1. Make sure you know where the audience is and look in that general direction with focus and confidence. The audience won’t know that you can’t see them. In other words, press on. (This seems obvious but see story below for details.)
2. Find something to focus on. Windows or EXIT signs have worked for me. Talk to the EXIT sign on the left, on the right, and then in the middle. The audience will think you’re looking at them.
3. Leave the lectern, if possible, and step to the front of the stage, where you will most likely be able to see those in the front row. Talk to them.
4. Look for another spot on the stage where the light will not be so bothersome and you can connect with your listeners.
5. Ask to have the lights lowered, especially if you have slides on display and the bright lights are washing out the images.

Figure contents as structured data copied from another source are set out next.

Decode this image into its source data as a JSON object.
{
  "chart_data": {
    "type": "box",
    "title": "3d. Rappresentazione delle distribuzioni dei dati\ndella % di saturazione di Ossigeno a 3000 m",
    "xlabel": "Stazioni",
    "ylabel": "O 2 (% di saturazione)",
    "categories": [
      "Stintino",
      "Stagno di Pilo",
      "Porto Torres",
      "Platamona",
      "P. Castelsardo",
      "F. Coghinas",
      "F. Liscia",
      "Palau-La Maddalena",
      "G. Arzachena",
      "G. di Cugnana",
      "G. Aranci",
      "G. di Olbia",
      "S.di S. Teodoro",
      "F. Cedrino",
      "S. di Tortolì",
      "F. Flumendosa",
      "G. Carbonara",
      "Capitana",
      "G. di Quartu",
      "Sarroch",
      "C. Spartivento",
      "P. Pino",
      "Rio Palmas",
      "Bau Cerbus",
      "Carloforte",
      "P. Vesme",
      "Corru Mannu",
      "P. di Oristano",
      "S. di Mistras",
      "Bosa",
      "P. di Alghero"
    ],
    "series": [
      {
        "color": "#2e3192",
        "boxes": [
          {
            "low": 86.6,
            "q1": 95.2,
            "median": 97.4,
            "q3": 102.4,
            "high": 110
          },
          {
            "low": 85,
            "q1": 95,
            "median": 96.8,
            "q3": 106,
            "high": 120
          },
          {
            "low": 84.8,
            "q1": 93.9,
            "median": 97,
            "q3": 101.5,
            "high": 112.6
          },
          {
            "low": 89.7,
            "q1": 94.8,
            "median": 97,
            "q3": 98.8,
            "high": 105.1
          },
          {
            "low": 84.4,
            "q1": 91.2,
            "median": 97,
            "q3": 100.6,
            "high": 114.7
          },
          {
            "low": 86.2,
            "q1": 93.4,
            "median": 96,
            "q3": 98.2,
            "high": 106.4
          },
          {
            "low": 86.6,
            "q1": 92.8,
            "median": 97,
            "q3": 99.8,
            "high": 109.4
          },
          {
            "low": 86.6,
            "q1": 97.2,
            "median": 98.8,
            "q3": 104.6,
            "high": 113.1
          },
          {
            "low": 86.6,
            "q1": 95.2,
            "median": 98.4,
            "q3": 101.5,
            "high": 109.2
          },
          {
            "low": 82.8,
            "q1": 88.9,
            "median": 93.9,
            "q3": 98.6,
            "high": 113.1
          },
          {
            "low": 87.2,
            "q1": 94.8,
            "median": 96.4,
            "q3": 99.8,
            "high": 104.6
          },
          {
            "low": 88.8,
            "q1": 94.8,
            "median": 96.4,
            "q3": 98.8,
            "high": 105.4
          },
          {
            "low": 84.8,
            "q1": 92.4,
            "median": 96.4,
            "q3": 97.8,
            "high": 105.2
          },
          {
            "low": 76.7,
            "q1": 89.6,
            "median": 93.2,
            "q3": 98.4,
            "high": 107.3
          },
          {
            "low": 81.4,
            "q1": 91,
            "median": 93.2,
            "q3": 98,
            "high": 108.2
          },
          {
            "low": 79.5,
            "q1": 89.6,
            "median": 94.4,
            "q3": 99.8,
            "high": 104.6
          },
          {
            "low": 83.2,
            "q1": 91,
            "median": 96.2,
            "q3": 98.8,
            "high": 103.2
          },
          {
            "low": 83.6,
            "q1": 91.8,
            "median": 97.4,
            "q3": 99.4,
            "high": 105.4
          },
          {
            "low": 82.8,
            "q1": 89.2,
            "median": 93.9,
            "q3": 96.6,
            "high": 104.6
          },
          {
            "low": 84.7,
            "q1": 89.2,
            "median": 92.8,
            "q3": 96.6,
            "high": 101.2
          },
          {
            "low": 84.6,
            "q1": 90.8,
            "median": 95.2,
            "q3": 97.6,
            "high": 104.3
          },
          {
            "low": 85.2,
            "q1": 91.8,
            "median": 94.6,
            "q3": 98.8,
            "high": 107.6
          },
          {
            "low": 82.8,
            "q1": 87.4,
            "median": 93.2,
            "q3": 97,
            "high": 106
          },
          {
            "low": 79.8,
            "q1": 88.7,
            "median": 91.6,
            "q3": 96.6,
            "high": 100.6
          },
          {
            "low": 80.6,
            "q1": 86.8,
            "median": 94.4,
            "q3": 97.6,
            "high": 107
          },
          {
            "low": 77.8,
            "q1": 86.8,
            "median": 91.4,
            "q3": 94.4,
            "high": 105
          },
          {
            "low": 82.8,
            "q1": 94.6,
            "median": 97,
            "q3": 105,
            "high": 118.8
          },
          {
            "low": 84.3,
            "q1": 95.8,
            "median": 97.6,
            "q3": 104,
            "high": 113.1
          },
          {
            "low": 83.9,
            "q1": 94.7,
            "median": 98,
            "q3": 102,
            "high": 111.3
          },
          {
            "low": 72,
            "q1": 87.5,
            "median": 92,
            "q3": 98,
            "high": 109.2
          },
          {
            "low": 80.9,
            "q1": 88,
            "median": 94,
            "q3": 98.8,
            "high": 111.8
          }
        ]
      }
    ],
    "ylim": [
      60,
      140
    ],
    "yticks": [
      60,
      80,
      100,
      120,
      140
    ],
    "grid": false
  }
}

6. If none of the above works, follow the advice in recommendation #1. Focus your eyes for at least three-to-five seconds on the darkness in different quadrants of the hall–left, right, forward and back. You will feel like a deer in headlights, but you look more confident and persuasive when your eyes are focused. So, despite seeing nothing, you will be seen as authoritative. (This reminds me of Machiavelli saying, “All men have eyes, but few have the gift of penetration.”)
To elaborate on the first point–“look in the general direction of the audience,” I include an embarrassing story.
I once arrived late to speak at a large event. The host rushed me out onto a thrust stage, where I was immediately blinded by the light. I assumed the stage was surrounded by seating on three sides, as all thrust stages are. Bravely I positioned myself in the middle, then moved to my extreme right to address those who might have been seeing my profile, and then to the left edge to do the same for those seeing my left side. I continued to move in this way throughout my talk.
When it was over, polite applause came from the middle of the theater. The house lights came up, and I saw, to my chagrin, that the small audience was clustered in the middle section of the hall. Not a soul sat to the left or right of the stage. I had been talking to the vacant, interstellar spaces, and not one member of the small audience had spoken up.
I was blinded by the light, and they were silenced.